«Sicuramente! Ella è cosa più gloriosa trionfare in mezzo a cento combattenti, che vincere corpo contra corpo il suo avversario.»
Atelstano prese per complimento fattogli sul serio tale sarcasmo, ma Cedric che leggea meglio in cuore del matto, lanciò un severo guardo sopra di lui, che dovette forse ringraziare soltanto il tempo ed il luogo, se non ebbe prove più segnalate della collera del suo padrone.
Intanto gli araldi d'armi gridavano: «Amore alle dame! Onore ai prodi! su via, generosi cavalieri, entrate in lizza: pensate quai begli occhi vi stan contemplando.»
La banda musicale dei tenitori intonava a quando a quando i concerti trionfali. Quasi tutti gli spettatori si querelavano di veder trascorrere nell'inerzia un giorno che doveva esser consacrato a nobili gesta; i vegliardi sospiravano gli andati tempi, deplorando a voce sommessa lo scadimento dello spirito militare, ma tutti poi erano ad una nel sostenere, che non si vedevano più per animare i combattenti donne di sì esimia avvenenza, siccome quelle che furono in più bei tempi il fregio miglior de' tornei. Il principe Giovanni ordinava già alle persone del suo seguito di trasferirsi ad imbandire la mensa, ed annunciava ai suoi cortegiani, come ei fosse per aggiudicare il premio a ser Brian di Bois-Guilbert, che senza rompere una sola lancia, valse a scavalcare tre competitori.
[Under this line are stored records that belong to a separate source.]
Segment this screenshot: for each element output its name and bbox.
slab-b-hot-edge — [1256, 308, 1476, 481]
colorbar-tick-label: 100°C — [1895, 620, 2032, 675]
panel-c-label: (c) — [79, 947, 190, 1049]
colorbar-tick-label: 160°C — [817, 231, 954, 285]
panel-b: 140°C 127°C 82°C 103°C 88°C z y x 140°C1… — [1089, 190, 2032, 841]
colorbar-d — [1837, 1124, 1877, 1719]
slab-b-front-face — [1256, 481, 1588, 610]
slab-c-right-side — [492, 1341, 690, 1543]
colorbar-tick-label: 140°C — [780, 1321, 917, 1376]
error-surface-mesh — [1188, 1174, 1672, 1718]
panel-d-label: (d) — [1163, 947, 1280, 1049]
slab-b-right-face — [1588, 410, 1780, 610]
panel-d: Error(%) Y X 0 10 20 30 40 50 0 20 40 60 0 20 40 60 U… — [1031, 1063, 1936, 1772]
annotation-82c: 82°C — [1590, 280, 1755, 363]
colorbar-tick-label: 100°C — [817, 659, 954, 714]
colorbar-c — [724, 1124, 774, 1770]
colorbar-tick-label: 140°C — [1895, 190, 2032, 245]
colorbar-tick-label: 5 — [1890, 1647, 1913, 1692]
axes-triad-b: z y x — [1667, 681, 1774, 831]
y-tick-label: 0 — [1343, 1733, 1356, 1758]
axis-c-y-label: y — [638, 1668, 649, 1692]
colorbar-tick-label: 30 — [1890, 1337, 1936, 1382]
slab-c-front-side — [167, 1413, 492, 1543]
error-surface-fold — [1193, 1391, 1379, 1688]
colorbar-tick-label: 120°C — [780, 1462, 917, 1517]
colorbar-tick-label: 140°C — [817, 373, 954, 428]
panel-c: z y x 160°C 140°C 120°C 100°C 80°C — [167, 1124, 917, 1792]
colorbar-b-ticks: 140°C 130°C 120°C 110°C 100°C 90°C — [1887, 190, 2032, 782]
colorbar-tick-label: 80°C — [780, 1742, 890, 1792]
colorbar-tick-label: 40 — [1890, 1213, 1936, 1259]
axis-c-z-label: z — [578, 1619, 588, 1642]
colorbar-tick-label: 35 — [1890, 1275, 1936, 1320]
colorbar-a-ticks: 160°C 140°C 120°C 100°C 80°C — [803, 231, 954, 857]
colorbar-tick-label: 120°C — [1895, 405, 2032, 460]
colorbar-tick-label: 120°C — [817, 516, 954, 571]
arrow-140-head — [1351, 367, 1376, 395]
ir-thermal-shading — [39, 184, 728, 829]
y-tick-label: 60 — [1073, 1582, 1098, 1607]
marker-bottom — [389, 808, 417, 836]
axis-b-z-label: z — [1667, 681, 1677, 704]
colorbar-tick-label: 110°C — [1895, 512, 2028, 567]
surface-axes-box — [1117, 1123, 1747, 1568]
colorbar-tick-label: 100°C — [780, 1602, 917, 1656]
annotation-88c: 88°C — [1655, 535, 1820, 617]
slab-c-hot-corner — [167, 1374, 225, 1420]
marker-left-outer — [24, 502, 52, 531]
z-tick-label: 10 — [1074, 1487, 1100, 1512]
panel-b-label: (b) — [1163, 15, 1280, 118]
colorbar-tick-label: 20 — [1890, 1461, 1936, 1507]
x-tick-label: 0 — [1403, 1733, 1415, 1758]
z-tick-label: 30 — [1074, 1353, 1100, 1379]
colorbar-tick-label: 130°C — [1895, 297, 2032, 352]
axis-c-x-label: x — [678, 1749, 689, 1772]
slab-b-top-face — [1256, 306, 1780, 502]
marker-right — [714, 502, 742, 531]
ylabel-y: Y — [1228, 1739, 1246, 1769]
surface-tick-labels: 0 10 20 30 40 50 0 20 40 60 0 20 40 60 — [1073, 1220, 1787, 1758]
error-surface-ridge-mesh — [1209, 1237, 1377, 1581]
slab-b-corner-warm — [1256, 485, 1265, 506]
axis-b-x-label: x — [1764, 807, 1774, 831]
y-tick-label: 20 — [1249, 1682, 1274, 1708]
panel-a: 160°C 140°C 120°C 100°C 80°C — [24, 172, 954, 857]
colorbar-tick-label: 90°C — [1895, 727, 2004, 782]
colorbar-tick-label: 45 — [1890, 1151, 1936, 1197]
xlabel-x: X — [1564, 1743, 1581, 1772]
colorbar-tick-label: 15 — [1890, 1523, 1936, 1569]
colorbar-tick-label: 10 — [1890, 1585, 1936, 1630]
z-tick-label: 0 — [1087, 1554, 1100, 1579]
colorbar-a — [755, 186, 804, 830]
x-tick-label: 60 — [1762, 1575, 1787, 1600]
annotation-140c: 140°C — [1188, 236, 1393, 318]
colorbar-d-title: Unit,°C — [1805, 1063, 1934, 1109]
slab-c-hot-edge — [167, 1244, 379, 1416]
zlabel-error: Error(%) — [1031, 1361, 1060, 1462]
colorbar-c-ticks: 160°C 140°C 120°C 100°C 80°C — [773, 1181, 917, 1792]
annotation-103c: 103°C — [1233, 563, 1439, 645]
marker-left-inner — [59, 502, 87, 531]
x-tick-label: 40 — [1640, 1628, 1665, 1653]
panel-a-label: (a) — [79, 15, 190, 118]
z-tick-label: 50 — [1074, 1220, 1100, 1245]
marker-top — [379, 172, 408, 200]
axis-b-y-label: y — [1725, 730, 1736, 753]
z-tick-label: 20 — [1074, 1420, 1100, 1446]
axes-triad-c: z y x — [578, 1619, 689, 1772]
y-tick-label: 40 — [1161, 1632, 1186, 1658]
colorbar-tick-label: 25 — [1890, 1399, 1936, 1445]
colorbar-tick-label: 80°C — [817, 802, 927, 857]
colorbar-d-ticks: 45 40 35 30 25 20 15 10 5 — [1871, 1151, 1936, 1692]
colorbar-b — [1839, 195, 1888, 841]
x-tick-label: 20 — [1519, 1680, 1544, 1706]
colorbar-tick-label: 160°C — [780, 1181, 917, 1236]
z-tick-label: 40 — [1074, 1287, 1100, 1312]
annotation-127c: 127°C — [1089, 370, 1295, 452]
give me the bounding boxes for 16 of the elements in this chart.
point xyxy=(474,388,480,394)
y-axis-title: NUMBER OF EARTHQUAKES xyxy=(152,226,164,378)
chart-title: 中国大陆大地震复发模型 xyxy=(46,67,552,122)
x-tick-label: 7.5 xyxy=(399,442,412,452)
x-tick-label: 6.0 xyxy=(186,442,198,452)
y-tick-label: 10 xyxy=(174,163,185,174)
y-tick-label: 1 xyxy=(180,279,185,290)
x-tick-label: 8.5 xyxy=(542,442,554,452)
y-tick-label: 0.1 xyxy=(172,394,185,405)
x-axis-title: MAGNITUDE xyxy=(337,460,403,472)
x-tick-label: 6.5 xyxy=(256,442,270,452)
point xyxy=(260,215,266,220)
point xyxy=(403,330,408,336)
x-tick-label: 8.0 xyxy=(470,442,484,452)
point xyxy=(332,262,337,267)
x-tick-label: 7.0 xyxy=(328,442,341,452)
La musica aveva appunto terminata una di quelle arie consacrate a celebrare i trionfi, quando una sola tromba si udì intonar suono di disfida alla parte di tramontana; ver la qual parte si conversero tutti gli sguardi curiosi di osservare qual novello campione si presentava. E videsi con lento passo entrare in arringo un cavaliere di mezzana statura, nè di complessione troppo vigorosa, quanto almen si potea giudicare a malgrado dell'armatura che il nascondea. Era questa d'acciaio riccamente damaschinata d'oro, nè il suo scudo presentava altro stemma che una quercia svelta dalle radici; erano impresa il vocabolo spagnuolo, desdichado, diseredato. Montato sopra bellissimo corridore di mantello nero, attraversò l'arena, salutando coll'abbassare la punta della sua lancia il Principe e le matrone, nel che pose moltissima leggiadria. La destrezza ond'ei guidava il cavallo, una non so qual grazia e cortesia che da ogni modo suo traspirava, gli conciliarono tal generale favore, che alcune persone dell'infima classe non sapendo come manifestargli meglio la lor propensione sclamarono: «Toccate lo scudo di Ralph di Vipont, del cavaliere Ospitaliere. Egli è fra tutti i tenitori il men fermo in arcione; vi troverete più il vostro conto.»
In mezzo a tali grida e ad altre esclamazioni ben augurose, il nuovo campione salì il pianerottolo, e a grande sorpresa di tutti quanti gli spettatori, si trasferì in dirittura alla tenda di mezzo, e forte percosse col ferro della sua lancia lo scudo di Brian di Bois-Guilbert, segnale, come dicemmo, di disfida ad ultimo sangue. Maravigliò ognuno di tal atto che prosontuoso parea, nè altri più ne maravigliò del superbo Templario che uscì tosto della sua tenda.
«Sei tu in istato di grazia?» costui gli chiese con amaro sorriso; «ascoltasti la messa questa mattina, o tu che vieni a mettere in tal pericolo la tua vita?»
«Meglio di te son preparato alla morte» rispose il cavaliere Diseredato, chè tal fu il nome sotto cui si fece ascrivere nel novero degli assalitori.
«Va dunque a prender sito nell'arena, e guarda il sole per l'ultima volta, poichè questa sera dormirai in paradiso i tuoi sonni.»
«Son grato alla tua cortesia; e per dartene un compenso ti consiglio provvederti di cavallo fresco e di lancia nuova, perchè sul mio onore abbisognerai dell'una e dell'altra di tali cose.»